Était-ce donc le 7 décembre ou bien le 10 novembre ? L’histoire de la réunion extraordinaire du Comité permanent du 10 novembre fait l’objet d’un récit relevant de la légende, qui deviendra certainement la version standard de l’histoire selon le PCC pour les années à venir.

Hélas, cette histoire épique n’est pas vraie. Elle sera peut-être supprimée ou modifiée, néanmoins jusqu’à présent, il est toujours possible d’accéder facilement à la version de CCTV concernant la réunion extraordinaire du 10 novembre. On peut entendre que les instructions de Xi Jinping et du Comité permanent étaient de “mettre en œuvre de manière précise et complète les décisions et les plans du Comité central du PCC, de donner la priorité au peuple et à la vie, de mettre en œuvre la stratégie générale consistant à empêcher les importations de l’étranger et à empêcher les rebonds de l’intérieur, de mettre en œuvre de manière inébranlable la politique générale de la dynamique Zéro Covid.”
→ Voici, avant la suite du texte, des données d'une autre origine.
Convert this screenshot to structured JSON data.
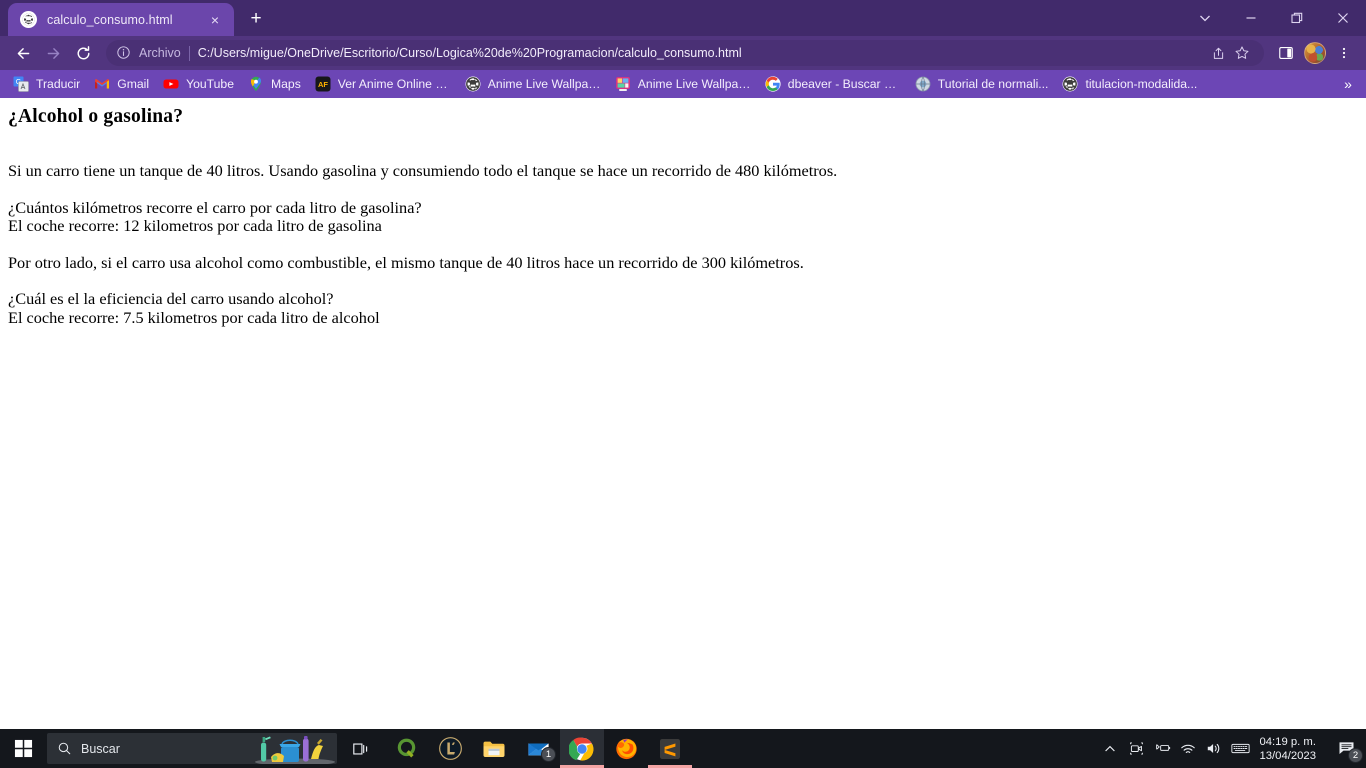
{
  "window": {
    "controls": {
      "tab_search": "tab-search-chevron",
      "minimize": "minimize",
      "maximize": "maximize",
      "close": "close"
    }
  },
  "tabstrip": {
    "tabs": [
      {
        "title": "calculo_consumo.html",
        "favicon": "globe-icon",
        "close_label": "×",
        "active": true
      }
    ],
    "new_tab_label": "+"
  },
  "toolbar": {
    "back_label": "←",
    "forward_label": "→",
    "reload_label": "↻",
    "omnibox": {
      "info_icon": "info-circle-icon",
      "scheme_label": "Archivo",
      "url": "C:/Users/migue/OneDrive/Escritorio/Curso/Logica%20de%20Programacion/calculo_consumo.html",
      "share_icon": "share-icon",
      "bookmark_icon": "star-icon"
    },
    "side_panel_icon": "side-panel-icon",
    "profile": "avatar",
    "menu_icon": "three-dot-menu-icon"
  },
  "bookmarks": {
    "items": [
      {
        "label": "Traducir",
        "icon": "google-translate-icon"
      },
      {
        "label": "Gmail",
        "icon": "gmail-icon"
      },
      {
        "label": "YouTube",
        "icon": "youtube-icon"
      },
      {
        "label": "Maps",
        "icon": "google-maps-icon"
      },
      {
        "label": "Ver Anime Online H...",
        "icon": "animeflv-icon"
      },
      {
        "label": "Anime Live Wallpap...",
        "icon": "globe-icon"
      },
      {
        "label": "Anime Live Wallpap...",
        "icon": "wallpaper-app-icon"
      },
      {
        "label": "dbeaver - Buscar co...",
        "icon": "google-g-icon"
      },
      {
        "label": "Tutorial de normali...",
        "icon": "generic-site-icon"
      },
      {
        "label": "titulacion-modalida...",
        "icon": "globe-icon"
      }
    ],
    "overflow_label": "»"
  },
  "page": {
    "heading": "¿Alcohol o gasolina?",
    "paragraphs": [
      {
        "text": "Si un carro tiene un tanque de 40 litros. Usando gasolina y consumiendo todo el tanque se hace un recorrido de 480 kilómetros."
      },
      {
        "text": "¿Cuántos kilómetros recorre el carro por cada litro de gasolina?"
      },
      {
        "text": "El coche recorre: 12 kilometros por cada litro de gasolina"
      },
      {
        "text": "Por otro lado, si el carro usa alcohol como combustible, el mismo tanque de 40 litros hace un recorrido de 300 kilómetros."
      },
      {
        "text": "¿Cuál es el la eficiencia del carro usando alcohol?"
      },
      {
        "text": "El coche recorre: 7.5 kilometros por cada litro de alcohol"
      }
    ]
  },
  "taskbar": {
    "start_icon": "windows-start-icon",
    "search": {
      "placeholder": "Buscar",
      "icon": "search-icon"
    },
    "task_view_icon": "task-view-icon",
    "apps": [
      {
        "name": "qgis",
        "icon": "qgis-icon",
        "active": false,
        "badge": ""
      },
      {
        "name": "league",
        "icon": "league-of-legends-icon",
        "active": false,
        "badge": ""
      },
      {
        "name": "explorer",
        "icon": "file-explorer-icon",
        "active": false,
        "badge": ""
      },
      {
        "name": "mail",
        "icon": "mail-icon",
        "active": false,
        "badge": "1"
      },
      {
        "name": "chrome",
        "icon": "chrome-icon",
        "active": true,
        "badge": ""
      },
      {
        "name": "firefox",
        "icon": "firefox-icon",
        "active": false,
        "badge": ""
      },
      {
        "name": "sublime",
        "icon": "sublime-text-icon",
        "active": false,
        "badge": ""
      }
    ],
    "tray": {
      "icons": [
        "chevron-up-icon",
        "meet-camera-icon",
        "bluetooth-battery-icon",
        "wifi-icon",
        "volume-icon",
        "keyboard-icon"
      ],
      "time": "04:19 p. m.",
      "date": "13/04/2023",
      "notifications_icon": "notifications-icon",
      "notifications_badge": "2"
    }
  },
  "colors": {
    "tabstrip_bg": "#412a6b",
    "tab_active_bg": "#6b46ab",
    "toolbar_bg": "#51357f",
    "omnibox_bg": "#4a3075",
    "bookmarks_bg": "#6c46b5",
    "page_bg": "#ffffff",
    "taskbar_bg": "#14171c",
    "taskbar_active_underline": "#f3a3a3"
  }
}
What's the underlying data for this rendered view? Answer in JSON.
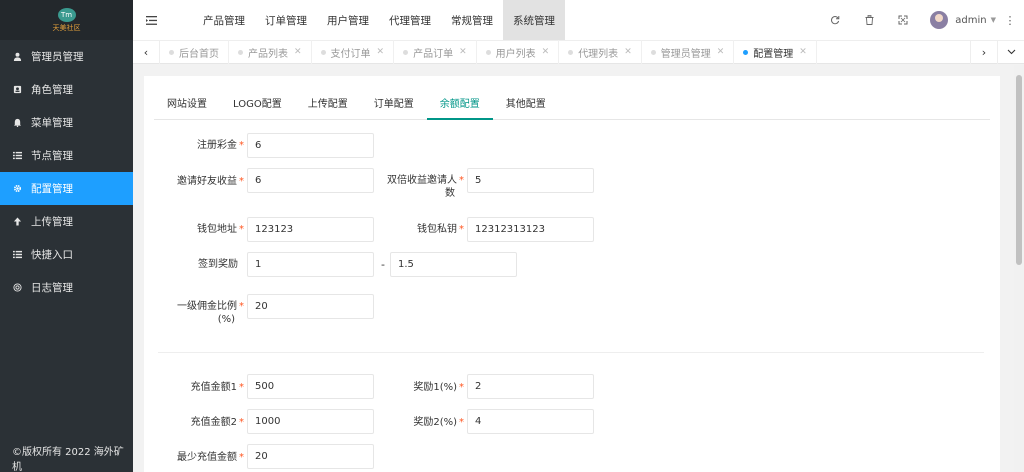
{
  "app": {
    "logo_mark": "Tm",
    "logo_text": "天美社区"
  },
  "sidebar": {
    "items": [
      {
        "label": "管理员管理",
        "icon": "user-icon"
      },
      {
        "label": "角色管理",
        "icon": "role-icon"
      },
      {
        "label": "菜单管理",
        "icon": "bell-icon"
      },
      {
        "label": "节点管理",
        "icon": "list-icon"
      },
      {
        "label": "配置管理",
        "icon": "gear-icon",
        "active": true
      },
      {
        "label": "上传管理",
        "icon": "upload-icon"
      },
      {
        "label": "快捷入口",
        "icon": "list-icon"
      },
      {
        "label": "日志管理",
        "icon": "log-icon"
      }
    ],
    "copyright": "©版权所有 2022 海外矿机"
  },
  "header": {
    "nav": [
      "产品管理",
      "订单管理",
      "用户管理",
      "代理管理",
      "常规管理",
      "系统管理"
    ],
    "active_nav": "系统管理",
    "user": "admin"
  },
  "tabbar": {
    "tabs": [
      "后台首页",
      "产品列表",
      "支付订单",
      "产品订单",
      "用户列表",
      "代理列表",
      "管理员管理",
      "配置管理"
    ],
    "active_tab": "配置管理"
  },
  "config": {
    "subtabs": [
      "网站设置",
      "LOGO配置",
      "上传配置",
      "订单配置",
      "余额配置",
      "其他配置"
    ],
    "active_subtab": "余额配置",
    "fields": {
      "register_bonus": {
        "label": "注册彩金",
        "value": "6"
      },
      "invite_income": {
        "label": "邀请好友收益",
        "value": "6"
      },
      "double_invite_l1": "双倍收益邀请人",
      "double_invite_l2": "数",
      "double_invite_value": "5",
      "wallet_address": {
        "label": "钱包地址",
        "value": "123123"
      },
      "wallet_key": {
        "label": "钱包私钥",
        "value": "12312313123"
      },
      "signin_reward": {
        "label": "签到奖励",
        "min": "1",
        "separator": "-",
        "max": "1.5"
      },
      "commission_l1": "一级佣金比例",
      "commission_l2": "(%)",
      "commission_value": "20",
      "recharge1": {
        "label": "充值金额1",
        "value": "500"
      },
      "reward1": {
        "label": "奖励1(%)",
        "value": "2"
      },
      "recharge2": {
        "label": "充值金额2",
        "value": "1000"
      },
      "reward2": {
        "label": "奖励2(%)",
        "value": "4"
      },
      "min_recharge": {
        "label": "最少充值金额",
        "value": "20"
      }
    }
  }
}
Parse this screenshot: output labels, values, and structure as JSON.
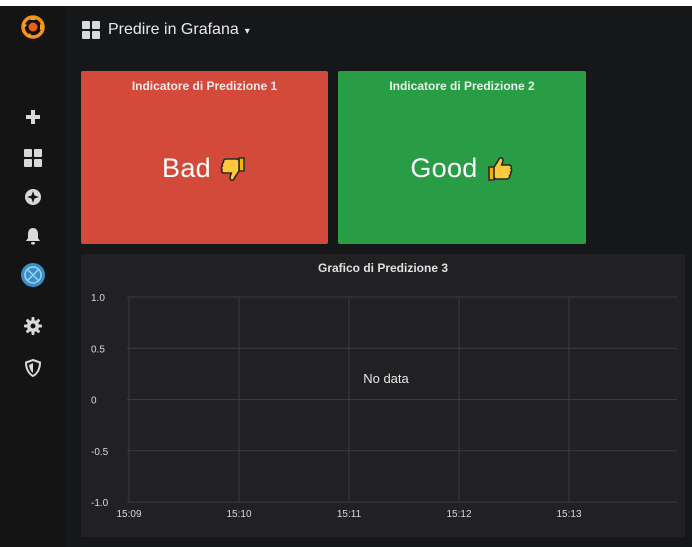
{
  "dashboard": {
    "title": "Predire in Grafana",
    "caret": "▾"
  },
  "sidebar": {
    "items": [
      {
        "icon": "grafana-logo-icon"
      },
      {
        "icon": "plus-icon"
      },
      {
        "icon": "dashboards-grid-icon"
      },
      {
        "icon": "explore-compass-icon"
      },
      {
        "icon": "alerting-bell-icon"
      },
      {
        "icon": "predictive-plugin-icon"
      },
      {
        "icon": "gear-icon"
      },
      {
        "icon": "shield-icon"
      }
    ],
    "accent": "#eb7b18"
  },
  "panels": [
    {
      "title": "Indicatore di Predizione 1",
      "value": "Bad",
      "icon": "thumbs-down-icon",
      "color": "#d44a3a"
    },
    {
      "title": "Indicatore di Predizione 2",
      "value": "Good",
      "icon": "thumbs-up-icon",
      "color": "#299c46"
    }
  ],
  "graph": {
    "title": "Grafico di Predizione 3",
    "no_data": "No data"
  },
  "chart_data": {
    "type": "line",
    "title": "Grafico di Predizione 3",
    "x": [
      "15:09",
      "15:10",
      "15:11",
      "15:12",
      "15:13"
    ],
    "y_ticks": [
      "1.0",
      "0.5",
      "0",
      "-0.5",
      "-1.0"
    ],
    "ylim": [
      -1.0,
      1.0
    ],
    "series": [],
    "grid": true,
    "annotation": "No data"
  }
}
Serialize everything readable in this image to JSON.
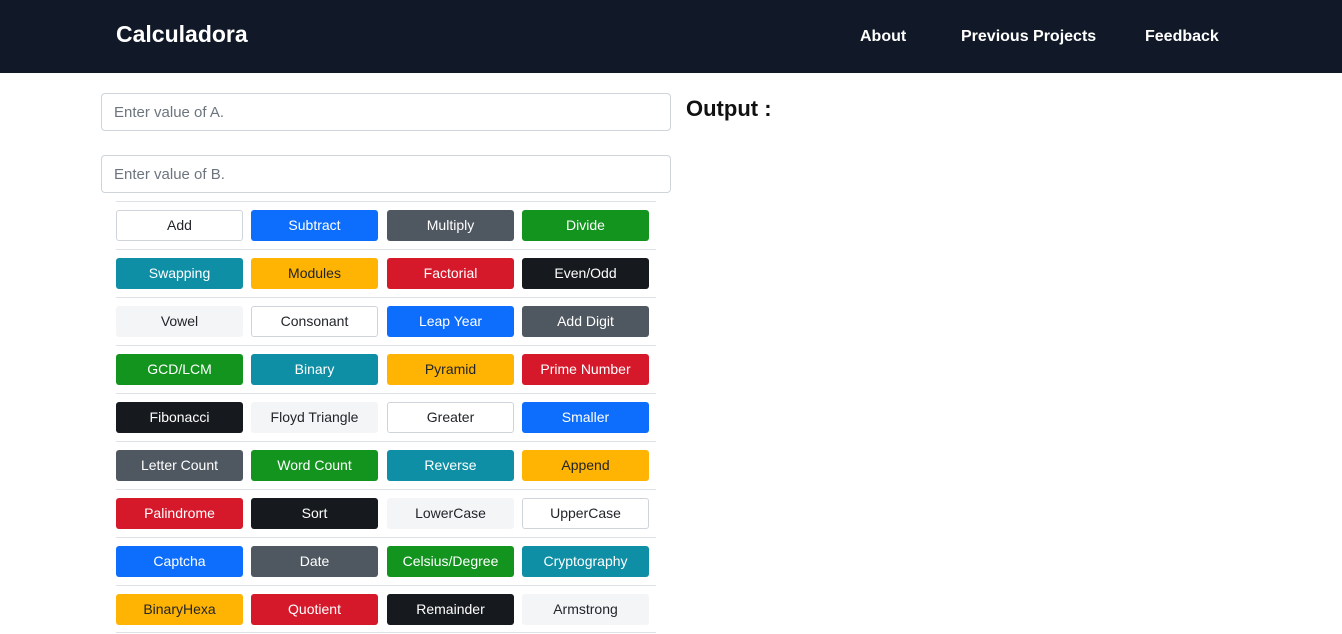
{
  "navbar": {
    "brand": "Calculadora",
    "links": [
      "About",
      "Previous Projects",
      "Feedback"
    ]
  },
  "inputs": {
    "a_placeholder": "Enter value of A.",
    "b_placeholder": "Enter value of B."
  },
  "output": {
    "heading": "Output :"
  },
  "colors": {
    "navbar_bg": "#111827",
    "primary": "#0d6efd",
    "secondary": "#4f5760",
    "success": "#13941f",
    "info": "#0e8fa5",
    "warning": "#ffb302",
    "danger": "#d5182a",
    "dark": "#16191d",
    "light": "#f4f5f7"
  },
  "buttons": [
    [
      {
        "label": "Add",
        "variant": "outline"
      },
      {
        "label": "Subtract",
        "variant": "primary"
      },
      {
        "label": "Multiply",
        "variant": "secondary"
      },
      {
        "label": "Divide",
        "variant": "success"
      }
    ],
    [
      {
        "label": "Swapping",
        "variant": "info"
      },
      {
        "label": "Modules",
        "variant": "warning"
      },
      {
        "label": "Factorial",
        "variant": "danger"
      },
      {
        "label": "Even/Odd",
        "variant": "dark"
      }
    ],
    [
      {
        "label": "Vowel",
        "variant": "light"
      },
      {
        "label": "Consonant",
        "variant": "outline"
      },
      {
        "label": "Leap Year",
        "variant": "primary"
      },
      {
        "label": "Add Digit",
        "variant": "secondary"
      }
    ],
    [
      {
        "label": "GCD/LCM",
        "variant": "success"
      },
      {
        "label": "Binary",
        "variant": "info"
      },
      {
        "label": "Pyramid",
        "variant": "warning"
      },
      {
        "label": "Prime Number",
        "variant": "danger"
      }
    ],
    [
      {
        "label": "Fibonacci",
        "variant": "dark"
      },
      {
        "label": "Floyd Triangle",
        "variant": "light"
      },
      {
        "label": "Greater",
        "variant": "outline"
      },
      {
        "label": "Smaller",
        "variant": "primary"
      }
    ],
    [
      {
        "label": "Letter Count",
        "variant": "secondary"
      },
      {
        "label": "Word Count",
        "variant": "success"
      },
      {
        "label": "Reverse",
        "variant": "info"
      },
      {
        "label": "Append",
        "variant": "warning"
      }
    ],
    [
      {
        "label": "Palindrome",
        "variant": "danger"
      },
      {
        "label": "Sort",
        "variant": "dark"
      },
      {
        "label": "LowerCase",
        "variant": "light"
      },
      {
        "label": "UpperCase",
        "variant": "outline"
      }
    ],
    [
      {
        "label": "Captcha",
        "variant": "primary"
      },
      {
        "label": "Date",
        "variant": "secondary"
      },
      {
        "label": "Celsius/Degree",
        "variant": "success"
      },
      {
        "label": "Cryptography",
        "variant": "info"
      }
    ],
    [
      {
        "label": "BinaryHexa",
        "variant": "warning"
      },
      {
        "label": "Quotient",
        "variant": "danger"
      },
      {
        "label": "Remainder",
        "variant": "dark"
      },
      {
        "label": "Armstrong",
        "variant": "light"
      }
    ]
  ]
}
Le 10 novembre, les ordres étaient de “mettre en œuvre sans relâche” la politique Zéro Covid, et non de l’abandonner. CCTV a également mentionné, comme à son habitude, qu’une “guerre d’anéantissement” était menée contre le virus. Vingt mesures ont été suggérées, mais aucune d’entre elles n’impliquaient que la politique Zéro Covid ne soit plus en vigueur.

Il est vrai que le compte rendu de la réunion mentionnait également que la Chine devait “rétablir l’ordre normal de la production et de la vie dès que possible.” Mais cette chanson avait été chantée en continu pendant les longs mois de “zéro Covid” et n’a jamais impliqué le moindre écart par rapport à cette politique. C’est grâce au “zéro Covid”, et non sans lui, que l’on croyait que le virus serait “annihilé” et la vie normale restaurée.

Ce qui s’est passé est donc clair. Même si, lors de la réunion du 10 novembre, les voix appelant à un retour à la vie normale dès que possible étaient peut-être plus fortes que d’habitude, rien n’a été changé concernant le “zéro Covid”, et les ordres de poursuivre la politique ont été confirmés. Ce n’est qu’après les mécontentements à l’usine de Zhengzhou, l’incendie d’Urumqi et les protestations nationales massives qui ont suivi que le PCC a décidé de changer cette politique, de manière si soudaine que les infections et les décès ont explosé. Tout le reste n’est que propagande.